Oost swore under his breath. She had no business bringing those. Things such as those were sure to arouse suspicion if they were stopped at a security checkpoint before reaching Cape Town.

He stepped in front of her, blocking her path to the truck.

She looked up guiltily.

“I know, Riaan, I know. But I couldn’t bear to leave them behind.” She sniffed, fighting back tears.

Oost felt his anger fade in the face of her sadness.

“I am sorry. ” His voice was gentle.

“But you’ve got to leave them here. It’s too risky.”
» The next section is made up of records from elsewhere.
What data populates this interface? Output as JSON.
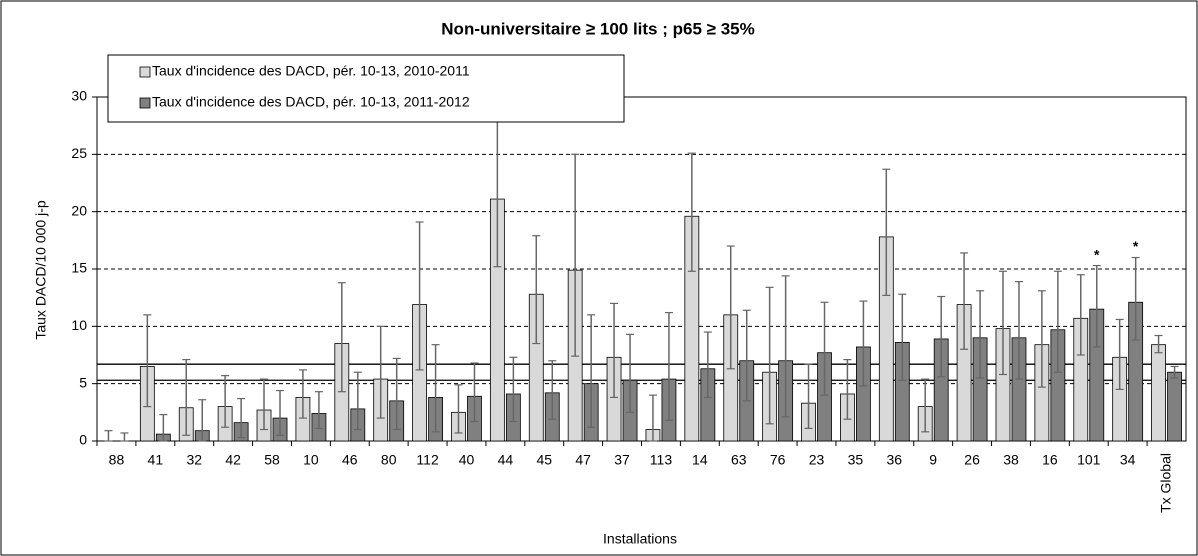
{
  "chart_data": {
    "type": "bar",
    "title": "Non-universitaire ≥ 100 lits ; p65 ≥ 35%",
    "xlabel": "Installations",
    "ylabel": "Taux DACD/10 000 j-p",
    "categories": [
      "88",
      "41",
      "32",
      "42",
      "58",
      "10",
      "46",
      "80",
      "112",
      "40",
      "44",
      "45",
      "47",
      "37",
      "113",
      "14",
      "63",
      "76",
      "23",
      "35",
      "36",
      "9",
      "26",
      "38",
      "16",
      "101",
      "34",
      "Tx Global"
    ],
    "series": [
      {
        "name": "Taux d'incidence des DACD, pér. 10-13, 2010-2011",
        "color": "#d9d9d9",
        "values": [
          0,
          6.5,
          2.9,
          3.0,
          2.7,
          3.8,
          8.5,
          5.4,
          11.9,
          2.5,
          21.1,
          12.8,
          14.9,
          7.3,
          1.0,
          19.6,
          11.0,
          6.0,
          3.3,
          4.1,
          17.8,
          3.0,
          11.9,
          9.8,
          8.4,
          10.7,
          7.3,
          8.4
        ],
        "err_low": [
          0,
          3.0,
          0.5,
          1.2,
          1.0,
          2.0,
          4.3,
          2.0,
          6.2,
          0.7,
          15.2,
          8.5,
          7.4,
          3.8,
          0,
          14.8,
          6.3,
          1.5,
          1.1,
          1.9,
          12.7,
          0.8,
          8.0,
          5.8,
          4.7,
          7.5,
          4.5,
          7.7
        ],
        "err_high": [
          0.9,
          11.0,
          7.1,
          5.7,
          5.4,
          6.2,
          13.8,
          10.0,
          19.1,
          4.9,
          27.9,
          17.9,
          25.0,
          12.0,
          4.0,
          25.1,
          17.0,
          13.4,
          6.7,
          7.1,
          23.7,
          5.4,
          16.4,
          14.8,
          13.1,
          14.5,
          10.6,
          9.2
        ],
        "markers": [
          null,
          null,
          null,
          null,
          null,
          null,
          null,
          null,
          null,
          null,
          null,
          null,
          null,
          null,
          null,
          null,
          null,
          null,
          null,
          null,
          null,
          null,
          null,
          null,
          null,
          null,
          null,
          null
        ]
      },
      {
        "name": "Taux d'incidence des DACD, pér. 10-13, 2011-2012",
        "color": "#808080",
        "values": [
          0,
          0.6,
          0.9,
          1.6,
          2.0,
          2.4,
          2.8,
          3.5,
          3.8,
          3.9,
          4.1,
          4.2,
          5.0,
          5.3,
          5.4,
          6.3,
          7.0,
          7.0,
          7.7,
          8.2,
          8.6,
          8.9,
          9.0,
          9.0,
          9.7,
          11.5,
          12.1,
          6.0
        ],
        "err_low": [
          0,
          0,
          0,
          0.3,
          0.5,
          1.1,
          1.0,
          1.0,
          0.8,
          1.7,
          1.7,
          1.9,
          1.2,
          2.5,
          1.8,
          3.8,
          3.5,
          2.1,
          4.0,
          4.8,
          5.3,
          5.6,
          5.5,
          5.4,
          6.0,
          8.2,
          8.8,
          5.5
        ],
        "err_high": [
          0.7,
          2.3,
          3.6,
          3.7,
          4.4,
          4.3,
          6.0,
          7.2,
          8.4,
          6.8,
          7.3,
          7.0,
          11.0,
          9.3,
          11.2,
          9.5,
          11.4,
          14.4,
          12.1,
          12.2,
          12.8,
          12.6,
          13.1,
          13.9,
          14.8,
          15.3,
          16.0,
          6.5
        ],
        "markers": [
          null,
          null,
          null,
          null,
          null,
          null,
          null,
          null,
          null,
          null,
          null,
          null,
          null,
          null,
          null,
          null,
          null,
          null,
          null,
          null,
          null,
          null,
          null,
          null,
          null,
          "*",
          "*",
          null
        ]
      }
    ],
    "reference_lines": [
      5.3,
      6.7
    ],
    "ylim": [
      0,
      30
    ],
    "yticks": [
      0,
      5,
      10,
      15,
      20,
      25,
      30
    ],
    "grid": true
  }
}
He reached out and took the box out of her unresisting hands.

In silence, she watched him carry her small treasures back into the cottage.

Neither could bear to look back as they drove away from the vineyard they’d labored in for six years.

Oost was careful to drive slowly and precisely down the winding, dirt road, anxious to avoid any obvious sign of panic. With luck, they’d be on the main highway and hidden among other travelers before the security forces noted their absence.